To help prevent the recurrence of aggressive pituitary tumors,
neurosurgeons at the University of Virginia Health System are
studying a new treatment: chemotherapy wafers that are implanted
in the bony structure that partly surrounds the pituitary gland.
“The wafers are made of a special polymer and contain a
chemotherapeutic drug called bischoloroethyl-nitrosourea, or BCNU,”
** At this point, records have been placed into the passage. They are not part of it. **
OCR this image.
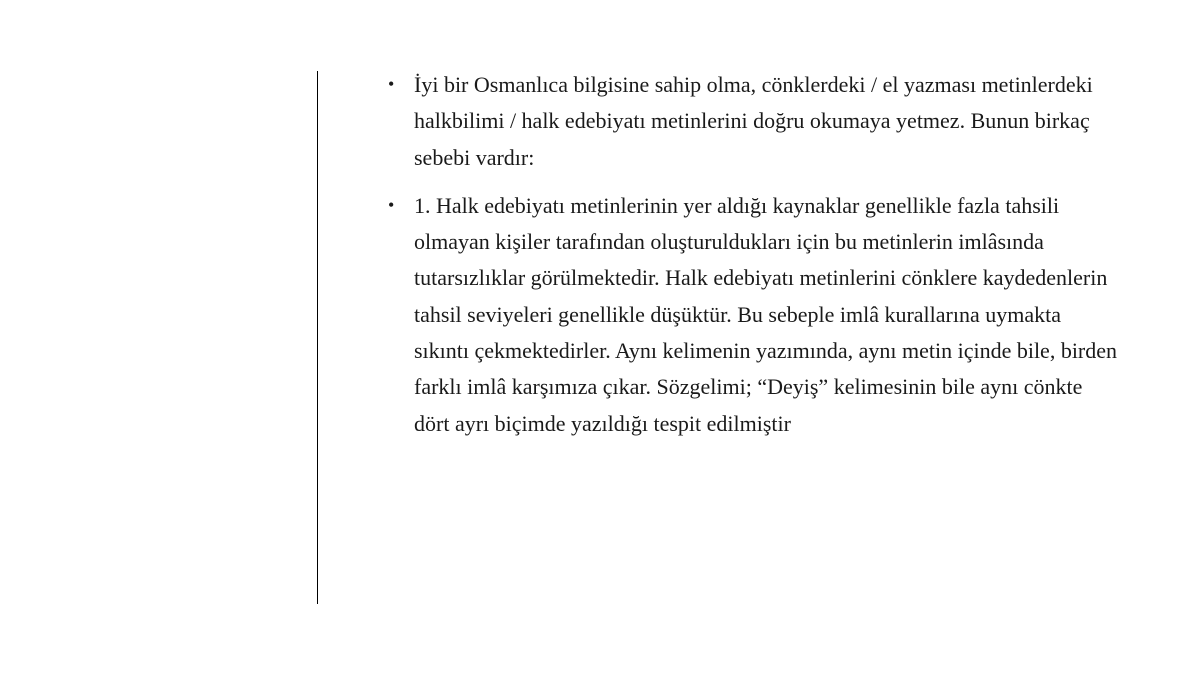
• İyi bir Osmanlıca bilgisine sahip olma, cönklerdeki / el yazması metinlerdeki halkbilimi / halk edebiyatı metinlerini doğru okumaya yetmez. Bunun birkaç sebebi vardır:
• 1. Halk edebiyatı metinlerinin yer aldığı kaynaklar genellikle fazla tahsili olmayan kişiler tarafından oluşturuldukları için bu metinlerin imlâsında tutarsızlıklar görülmektedir. Halk edebiyatı metinlerini cönklere kaydedenlerin tahsil seviyeleri genellikle düşüktür. Bu sebeple imlâ kurallarına uymakta sıkıntı çekmektedirler. Aynı kelimenin yazımında, aynı metin içinde bile, birden farklı imlâ karşımıza çıkar. Sözgelimi; “Deyiş” kelimesinin bile aynı cönkte dört ayrı biçimde yazıldığı tespit edilmiştir
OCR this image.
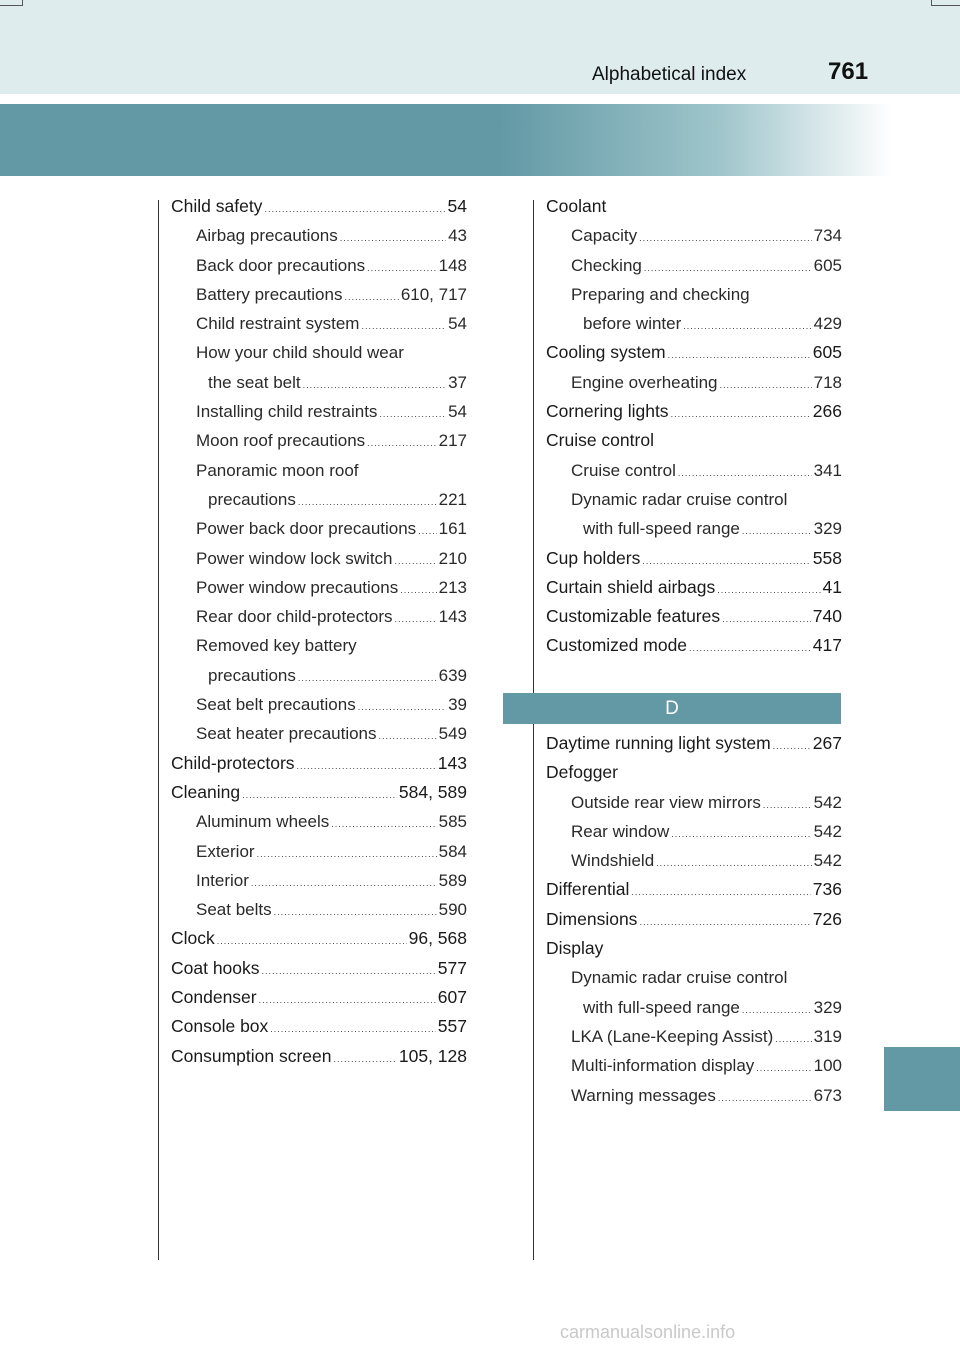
Alphabetical index	761
Child safety .....	54
Airbag precautions .....	43
Back door precautions .....	148
Battery precautions .....	610, 717
Child restraint system .....	54
How your child should wear
the seat belt .....	37
Installing child restraints .....	54
Moon roof precautions .....	217
Panoramic moon roof
precautions .....	221
Power back door precautions ..... 161
Power window lock switch .....	210
Power window precautions ..... 213
Rear door child-protectors .....	143
Removed key battery
precautions .....	639
Seat belt precautions .....	39
Seat heater precautions .....	549
Child-protectors .....	143
Cleaning .....	584, 589
Aluminum wheels .....	585
Exterior .....	584
Interior .....	589
Seat belts .....	590
Clock .....	96, 568
Coat hooks .....	577
Condenser .....	607
Console box .....	557
Consumption screen .....	105, 128
Coolant
Capacity .....	734
Checking .....	605
Preparing and checking
before winter .....	429
Cooling system .....	605
Engine overheating .....	718
Cornering lights .....	266
Cruise control
Cruise control .....	341
Dynamic radar cruise control
with full-speed range .....	329
Cup holders .....	558
Curtain shield airbags .....	41
Customizable features .....	740
Customized mode .....	417
D
Daytime running light system ..... 267
Defogger
Outside rear view mirrors .....	542
Rear window .....	542
Windshield .....	542
Differential .....	736
Dimensions .....	726
Display
Dynamic radar cruise control
with full-speed range .....	329
LKA (Lane-Keeping Assist) ..... 319
Multi-information display .....	100
Warning messages .....	673
carmanualsonline.info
said Dr. Edward R. Laws Jr., professor of neurosurgery
at U.Va. and a pioneer in pituitary-surgery techniques. “The
wafers are about half an inch in diameter and are in direct contact
with tumor cells. They slowly release the chemotherapy agent,
but are far enough away from a patient’s brain to alleviate
complications in vital brain cells.”
Laws and his U.Va. colleagues developed a Phase I study of the
wafers involving 10 patients with aggressive pituitary tumors.
Reporting in the August 2003 edition of Neurosurgery journal,
the research team found that treatment with as many as eight wafers
is safe, has no adverse reactions, and is feasible for patients
with two types of recurring pituitary tumors: adenomas and craniopharyngiomas.
In the U.Va. study, six of the 10 patients who had wafers implanted
experienced good pituitary-tumor control. While the results are
encouraging, “the group of patients studied is too small
and too diverse to lead to definitive recommendations on care
at the present time,” Laws said.
Laws plans to enroll more patients in the wafer study at U.Va.
to order to gather additional, more robust medical data.